Products of a more genteel culture, on the surface, Europeans generally don’t get the ruff-and-tumble of U.S. democracy, where people pick the president, not a parliament or more authoritarian regimes where prime ministers or presidents have no term limits. Every four years, at a cost of billions of dollars, voters pick a new president or stick with the old one but only for a maximum of eight years. U.S. senators have more longevity with six-year terms with House members having two-year terms but without term limits. Europe, of course, doesn’t like criticism, something 74-year-old President Donald Trump wasn’t shy about dishing out, especially when it came to NATO’s mutual defense treaty, where EU countries didn’t pony up to Trump’s liking. Members of the British parliament weren’t too happy with Trump backing the Brexit movement, to vote to remove the U.K. from the European Union.
Trump’s been unlike any other U.S. president because he comes from the private business background, where things get done behind closed doors with colorful language, something appreciated by many of Trump’s loyal followers. Trump’s fans like his brashness, something seen as a cherished American value, swashbuckling and bold, often viewed as obnoxious by Europeans. No where on the planet was Trump reviled more than in the U.S. media, who felt humiliated when he was elected in 2016, after they all endorsed his challenger former Secretary of State Hillary Rodham Clinton. When Trump won in 2016, it started a ongoing war with the press, working in overdrive to see Trump removed from office. U.S. mainstream press made a secret pact with Democrats to oust Trump from office. Lying, cheating, distorting, fabricating anything possible to toss Trump from office.
Trump endured four years of FBI investigations all based on fake evidence, manufactured by former MI6 agent Christopher Steele to help Hillary beat Trump in 2016. Accused of being a Russian asset, the media, and House Democrats tried to hound Trump out of office. Nowhere in the world other than the most corrupt regimes are politicians framed by their press with no evidence, just writing gossip, innuendo, flat out lies, the most vicious disinformation and propaganda in the world today. No where except the most repressive regimes, where there is no Free Press, does the press censor compelling information about a presidential candidate. U.S. press in the 2020 election censored compelling information about former Vice President Joe Biden and his family’s corrupt business deals in China, Russia and Ukraine. Yet Biden stands almost victorious today unseating Trump.

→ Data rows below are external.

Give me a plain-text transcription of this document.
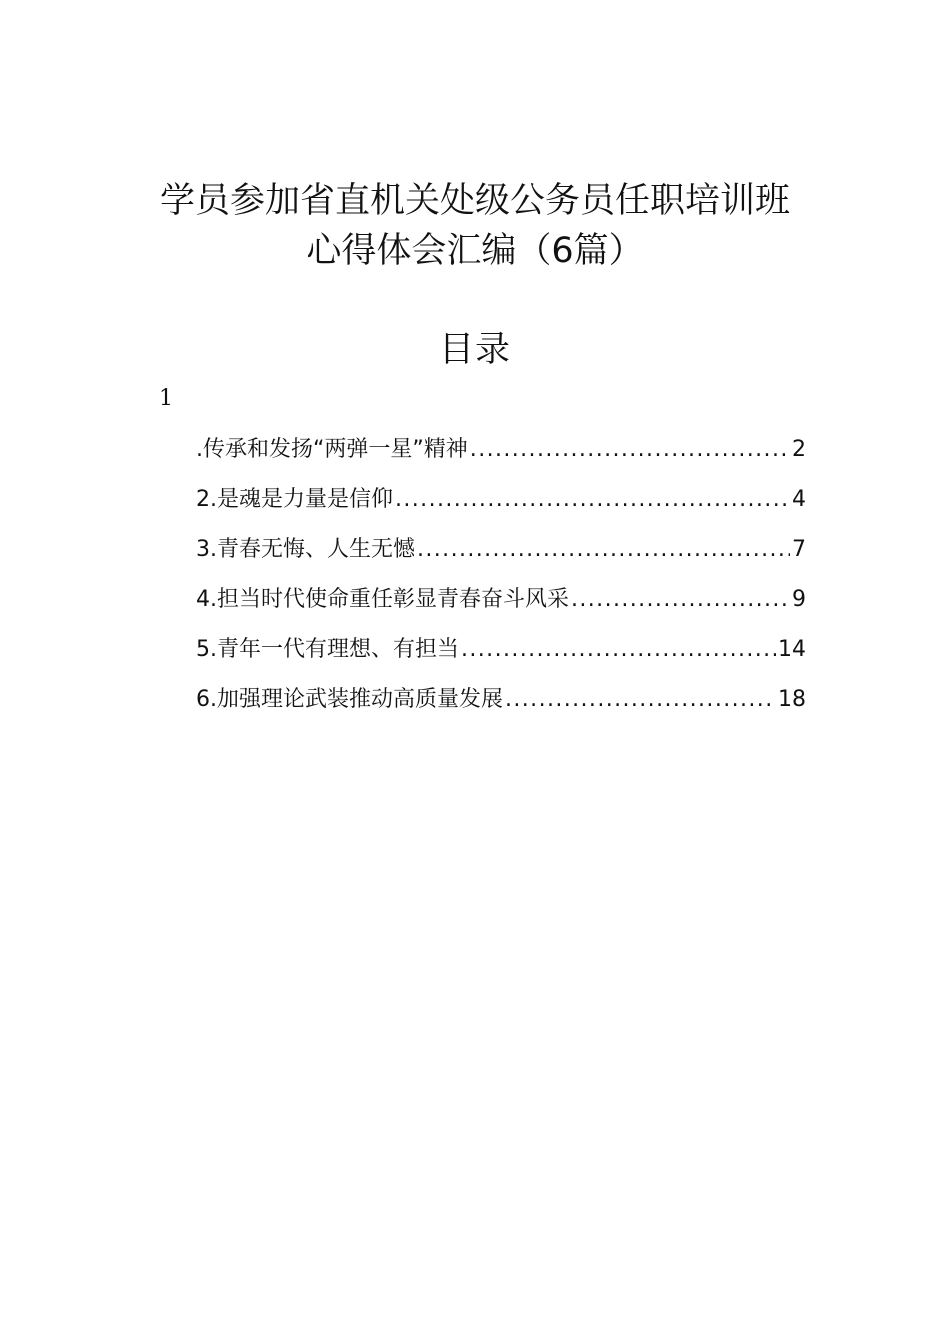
学员参加省直机关处级公务员任职培训班
心得体会汇编（6篇）
目录
1
.传承和发扬“两弹一星”精神 .....	2
2.是魂是力量是信仰 .....	4
3.青春无悔、人生无憾 .....	7
4.担当时代使命重任彰显青春奋斗风采 .....	9
5.青年一代有理想、有担当 .....	14
6.加强理论武装推动高质量发展 .....	18
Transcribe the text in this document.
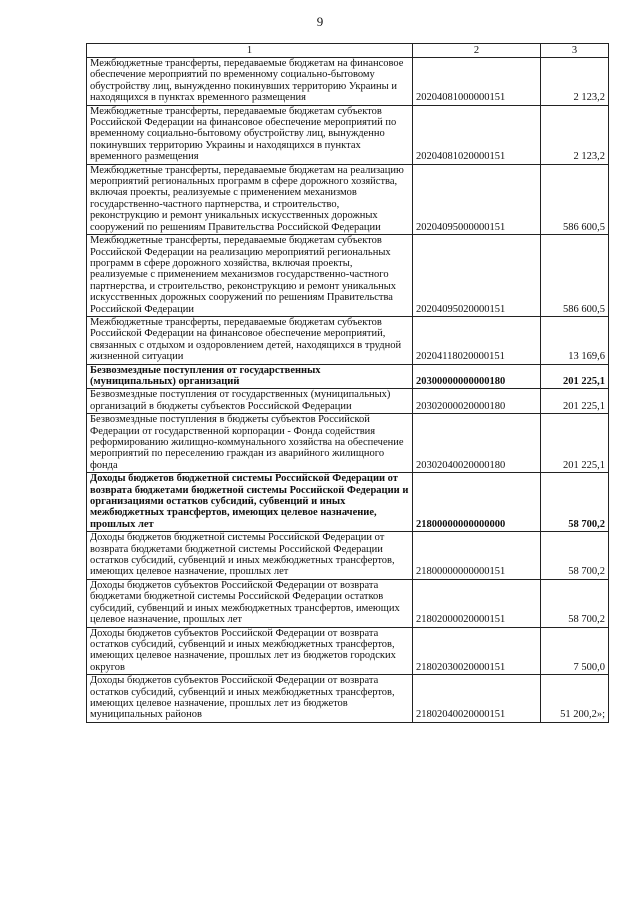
9
1	2	3
Межбюджетные трансферты, передаваемые бюджетам на финансовое обеспечение мероприятий по временному социально-бытовому обустройству лиц, вынужденно покинувших территорию Украины и находящихся в пунктах временного размещения	20204081000000151	2 123,2
Межбюджетные трансферты, передаваемые бюджетам субъектов Российской Федерации на финансовое обеспечение мероприятий по временному социально-бытовому обустройству лиц, вынужденно покинувших территорию Украины и находящихся в пунктах временного размещения	20204081020000151	2 123,2
Межбюджетные трансферты, передаваемые бюджетам на реализацию мероприятий региональных программ в сфере дорожного хозяйства, включая проекты, реализуемые с применением механизмов государственно-частного партнерства, и строительство, реконструкцию и ремонт уникальных искусственных дорожных сооружений по решениям Правительства Российской Федерации	20204095000000151	586 600,5
Межбюджетные трансферты, передаваемые бюджетам субъектов Российской Федерации на реализацию мероприятий региональных программ в сфере дорожного хозяйства, включая проекты, реализуемые с применением механизмов государственно-частного партнерства, и строительство, реконструкцию и ремонт уникальных искусственных дорожных сооружений по решениям Правительства Российской Федерации	20204095020000151	586 600,5
Межбюджетные трансферты, передаваемые бюджетам субъектов Российской Федерации на финансовое обеспечение мероприятий, связанных с отдыхом и оздоровлением детей, находящихся в трудной жизненной ситуации	20204118020000151	13 169,6
Безвозмездные поступления от государственных (муниципальных) организаций	20300000000000180	201 225,1
Безвозмездные поступления от государственных (муниципальных) организаций в бюджеты субъектов Российской Федерации	20302000020000180	201 225,1
Безвозмездные поступления в бюджеты субъектов Российской Федерации от государственной корпорации - Фонда содействия реформированию жилищно-коммунального хозяйства на обеспечение мероприятий по переселению граждан из аварийного жилищного фонда	20302040020000180	201 225,1
Доходы бюджетов бюджетной системы Российской Федерации от возврата бюджетами бюджетной системы Российской Федерации и организациями остатков субсидий, субвенций и иных межбюджетных трансфертов, имеющих целевое назначение, прошлых лет	21800000000000000	58 700,2
Доходы бюджетов бюджетной системы Российской Федерации от возврата бюджетами бюджетной системы Российской Федерации остатков субсидий, субвенций и иных межбюджетных трансфертов, имеющих целевое назначение, прошлых лет	21800000000000151	58 700,2
Доходы бюджетов субъектов Российской Федерации от возврата бюджетами бюджетной системы Российской Федерации остатков субсидий, субвенций и иных межбюджетных трансфертов, имеющих целевое назначение, прошлых лет	21802000020000151	58 700,2
Доходы бюджетов субъектов Российской Федерации от возврата остатков субсидий, субвенций и иных межбюджетных трансфертов, имеющих целевое назначение, прошлых лет из бюджетов городских округов	21802030020000151	7 500,0
Доходы бюджетов субъектов Российской Федерации от возврата остатков субсидий, субвенций и иных межбюджетных трансфертов, имеющих целевое назначение, прошлых лет из бюджетов муниципальных районов	21802040020000151	51 200,2»;
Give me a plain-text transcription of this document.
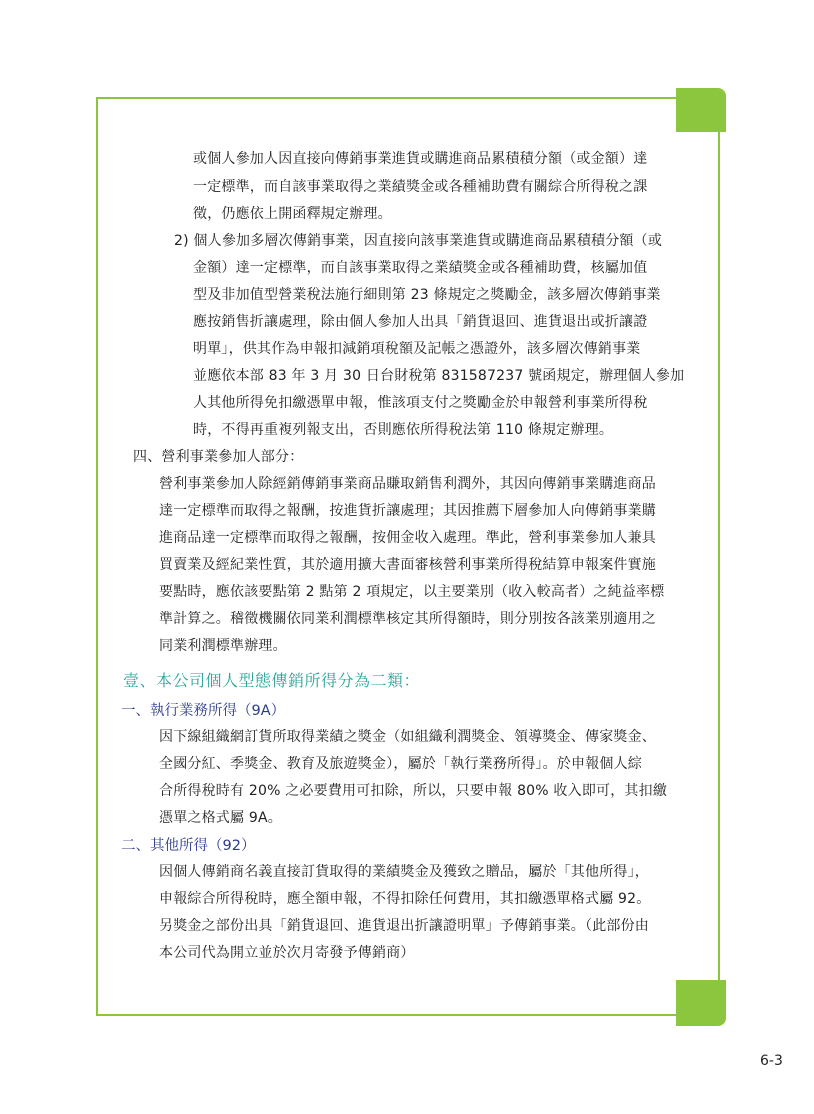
或個人參加人因直接向傳銷事業進貨或購進商品累積積分額（或金額）達
一定標準，而自該事業取得之業績獎金或各種補助費有關綜合所得稅之課
徵，仍應依上開函釋規定辦理。
2) 個人參加多層次傳銷事業，因直接向該事業進貨或購進商品累積積分額（或
金額）達一定標準，而自該事業取得之業績獎金或各種補助費，核屬加值
型及非加值型營業稅法施行細則第 23 條規定之獎勵金，該多層次傳銷事業
應按銷售折讓處理，除由個人參加人出具「銷貨退回、進貨退出或折讓證
明單」，供其作為申報扣減銷項稅額及記帳之憑證外，該多層次傳銷事業
並應依本部 83 年 3 月 30 日台財稅第 831587237 號函規定，辦理個人參加
人其他所得免扣繳憑單申報，惟該項支付之獎勵金於申報營利事業所得稅
時，不得再重複列報支出，否則應依所得稅法第 110 條規定辦理。
四、營利事業參加人部分：
營利事業參加人除經銷傳銷事業商品賺取銷售利潤外，其因向傳銷事業購進商品
達一定標準而取得之報酬，按進貨折讓處理；其因推薦下層參加人向傳銷事業購
進商品達一定標準而取得之報酬，按佣金收入處理。準此，營利事業參加人兼具
買賣業及經紀業性質，其於適用擴大書面審核營利事業所得稅結算申報案件實施
要點時，應依該要點第 2 點第 2 項規定，以主要業別（收入較高者）之純益率標
準計算之。稽徵機關依同業利潤標準核定其所得額時，則分別按各該業別適用之
同業利潤標準辦理。
壹、本公司個人型態傳銷所得分為二類：
一、執行業務所得（9A）
因下線組織網訂貨所取得業績之獎金（如組織利潤獎金、領導獎金、傳家獎金、
全國分紅、季獎金、教育及旅遊獎金），屬於「執行業務所得」。於申報個人綜
合所得稅時有 20% 之必要費用可扣除，所以，只要申報 80% 收入即可，其扣繳
憑單之格式屬 9A。
二、其他所得（92）
因個人傳銷商名義直接訂貨取得的業績獎金及獲致之贈品，屬於「其他所得」，
申報綜合所得稅時，應全額申報，不得扣除任何費用，其扣繳憑單格式屬 92。
另獎金之部份出具「銷貨退回、進貨退出折讓證明單」予傳銷事業。（此部份由
本公司代為開立並於次月寄發予傳銷商）
6-3
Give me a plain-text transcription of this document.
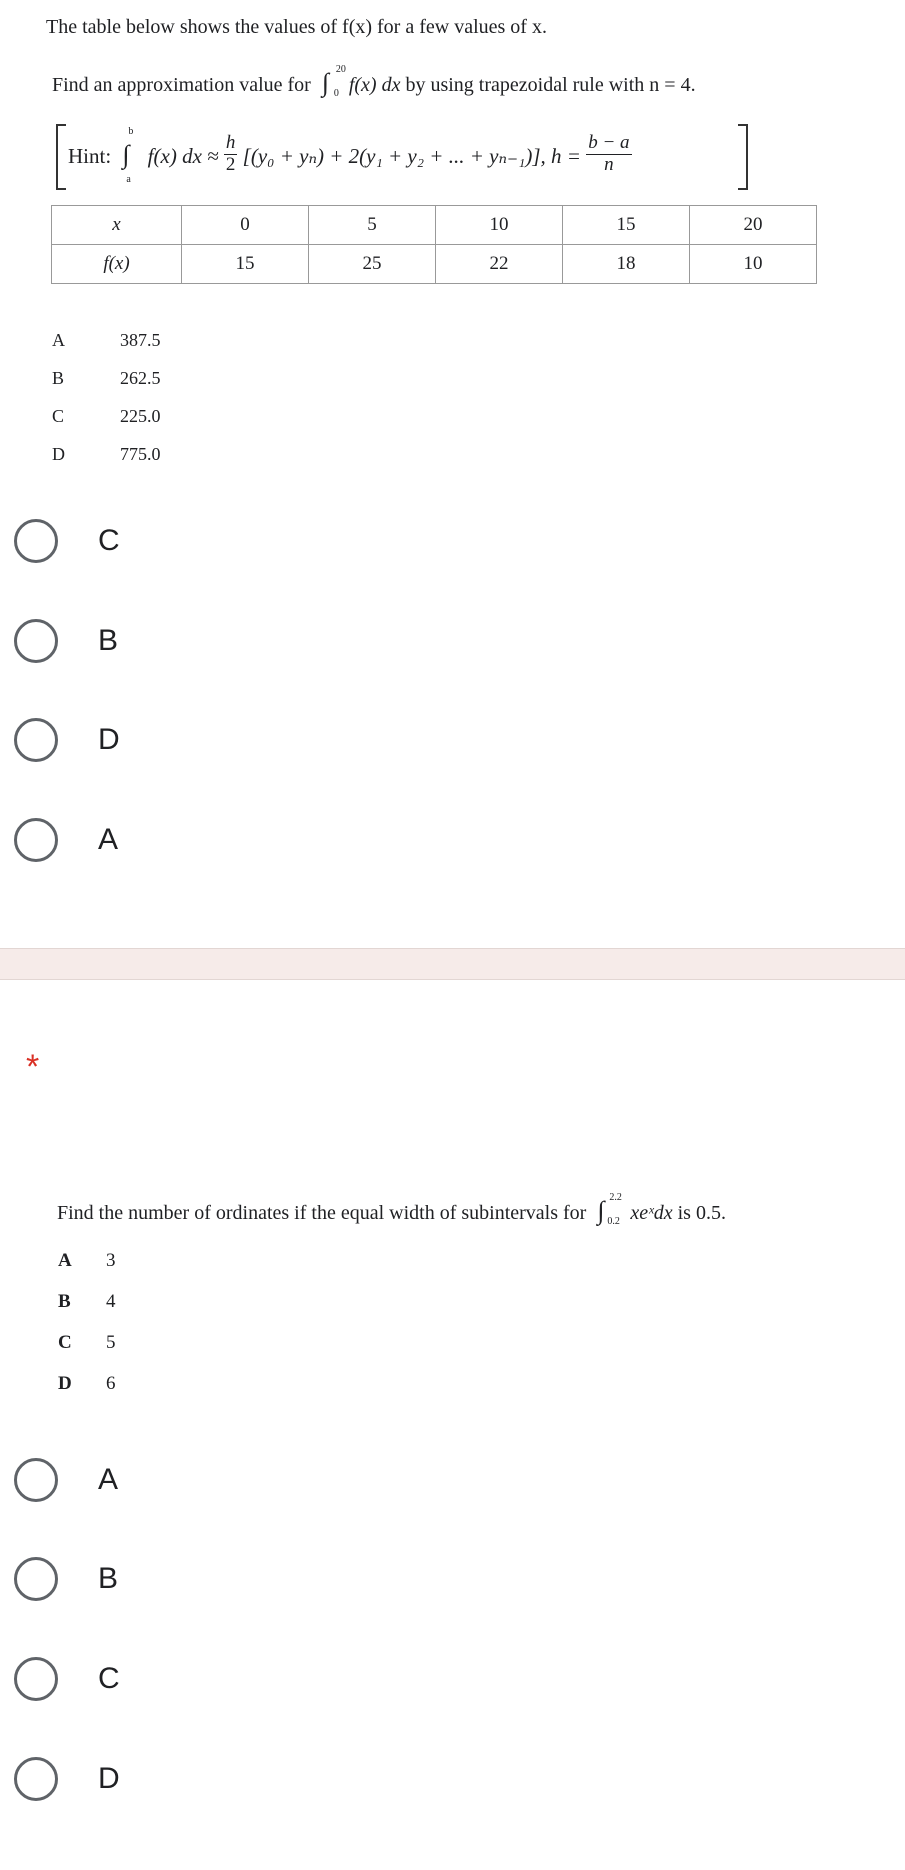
The table below shows the values of f(x) for a few values of x.
Find an approximation value for ∫ 20
0 f(x) dx by using trapezoidal rule with n = 4.
Hint: ∫
b
a
f(x) dx ≈ $\frac{h}{2} [(y_0 + y_n) + 2(y_1 + y_2$ + ... + yₙ₋₁)], $h = \frac{b - a}{n}$
x	0	5	10	15	20
f(x)	15	25	22	18	10
A	387.5
B	262.5
C	225.0
D	775.0
C
B
D
A
*
Find the number of ordinates if the equal width of subintervals for ∫ 2.2
0.2 xeˣdx is 0.5.
A 3
B 4
C 5
D 6
A
B
C
D
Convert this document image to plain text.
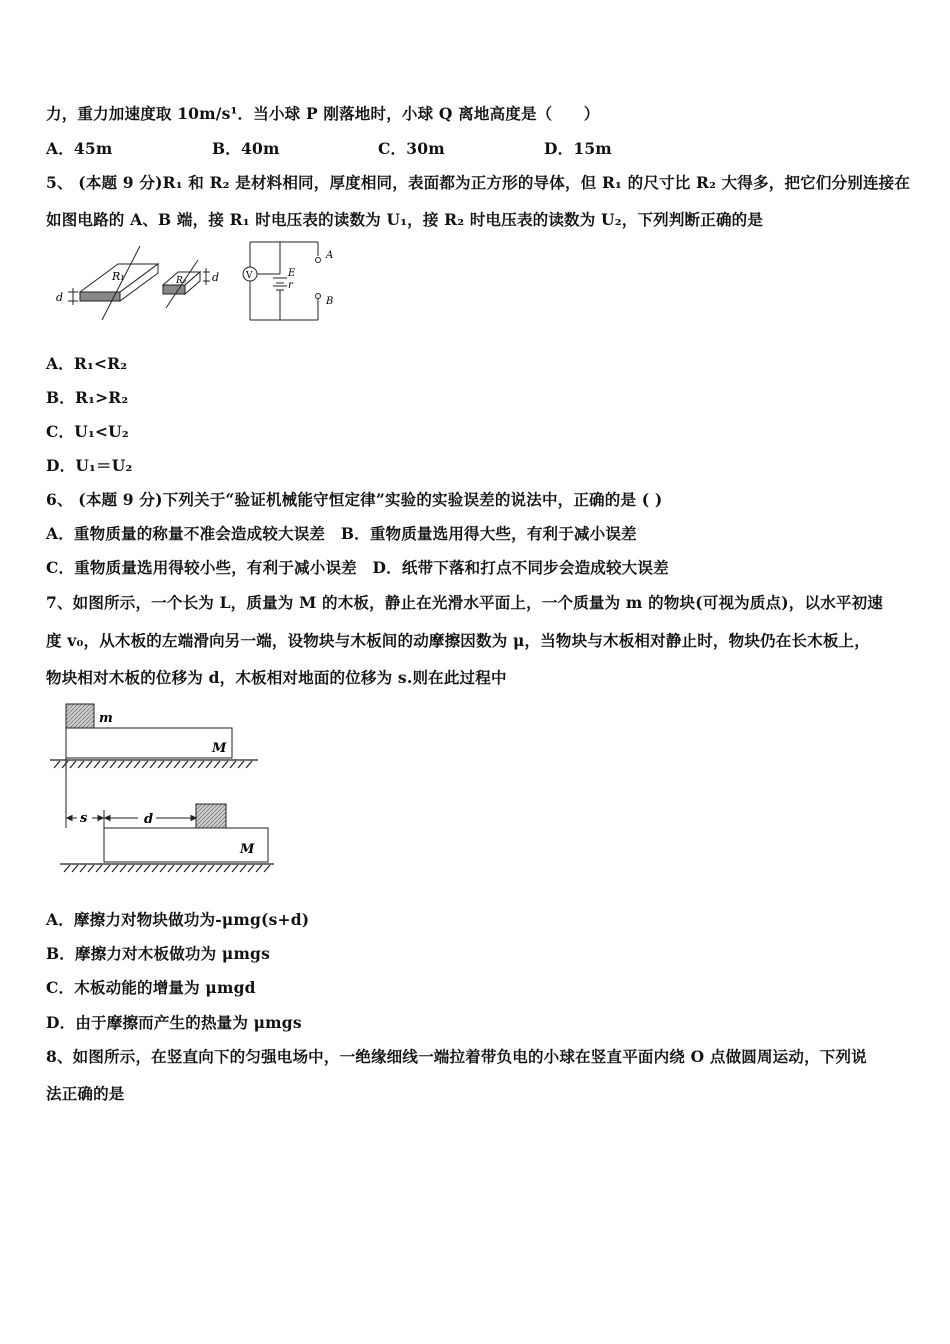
力，重力加速度取 10m/s¹．当小球 P 刚落地时，小球 Q 离地高度是（　　）
A．45m	B．40m	C．30m	D．15m
5、 (本题 9 分)R₁ 和 R₂ 是材料相同，厚度相同，表面都为正方形的导体，但 R₁ 的尺寸比 R₂ 大得多，把它们分别连接在
如图电路的 A、B 端，接 R₁ 时电压表的读数为 U₁，接 R₂ 时电压表的读数为 U₂，下列判断正确的是
R₁
d
R₂ d	V	E
r
A
B
A．R₁<R₂
B．R₁>R₂
C．U₁<U₂
D．U₁＝U₂
6、 (本题 9 分)下列关于“验证机械能守恒定律”实验的实验误差的说法中，正确的是 ( )
A．重物质量的称量不准会造成较大误差　B．重物质量选用得大些，有利于减小误差
C．重物质量选用得较小些，有利于减小误差　D．纸带下落和打点不同步会造成较大误差
7、如图所示，一个长为 L，质量为 M 的木板，静止在光滑水平面上，一个质量为 m 的物块(可视为质点)，以水平初速
度 v₀，从木板的左端滑向另一端，设物块与木板间的动摩擦因数为 μ，当物块与木板相对静止时，物块仍在长木板上，
物块相对木板的位移为 d，木板相对地面的位移为 s.则在此过程中
m
M
s	d
M
A．摩擦力对物块做功为-μmg(s+d)
B．摩擦力对木板做功为 μmgs
C．木板动能的增量为 μmgd
D．由于摩擦而产生的热量为 μmgs
8、如图所示，在竖直向下的匀强电场中，一绝缘细线一端拉着带负电的小球在竖直平面内绕 O 点做圆周运动，下列说
法正确的是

Europeans have strong opinions about Trump because he doesn’t mince words, tells it like it is and calls out politicians for corruption and disastrous domestic and foreign policies. Trump, at least for four years, broke the costly U.S. cycle of funding and participating in endless Mideast wars. Biden, now minutes away from declaring victory, was responsible, together with his boss former President Barack Obama, for toppling Col Muammar Gaddafi and backing a nine-year-old Saudi-funded proxy war to topple Syrian President Bashar al-Assad. Al-Assad is a president like North Korea’s Kim Jong-un, a ruthless dictator responsible for genocide in their countries. Yet Obama and Biden drove 15 million Syrians into refugees, killing 500,000, creating the worst humanitarian crisis since WW II. Obama and Biden’s foreign policy pushed the U.K. into Brexit, practically breaking the EU.
German Foreign Minister Heiko Maas urged both sides in the U.S. to resolve the election peacefully. “America is more than a none-man show. Anyone who continues to pour oil on the fire in a situation like this sis acting irresponsibly,” Maas said, referring to Trump. But Maas really doesn’t get U.S. politics, for better or worse, works out its problems one way or another. Trump has a right to question whether voter fraud by the Democrat Party ousted him from office. From Trump’s perspective, when he spoke to supporters at the White House early more Nov. 4, he was well ahead, looking like he was coasting to a second term. Then, suddenly, his fortunes changed, with Biden making up ground and overtaking him in Wisconsin and Michigan, then making inroads in Pennsylvania where Trump held a commanding 14-point lead. That lead is now under two percent, with more votes counted.
Foreigners, especially Europeans, don’t understand American democracy, including the rough-and-tumble of elections. With Biden closing in on 270 Electoral Votes, all the chatter coming across the pond will start to fade, while today’s foreign press reports make it look like the U.S. is close to civil war. “Now is the time to keep a cool head until an independently determined result is available,” Maas said, telling his European counterparts to trust the process. EU officials would of course prefer to see Biden president, getting back to more traditional diplomacy, tossed out the window when Trump became president. Biden, like his boss Obama, will get back to global diplomacy, with the U.S. taking more collective action, rather than Trump “America First” approach. Trump’s legal battles should be of no concern to anyone, knowing that when Biden hits 270 Electoral votes, it’s a done deal.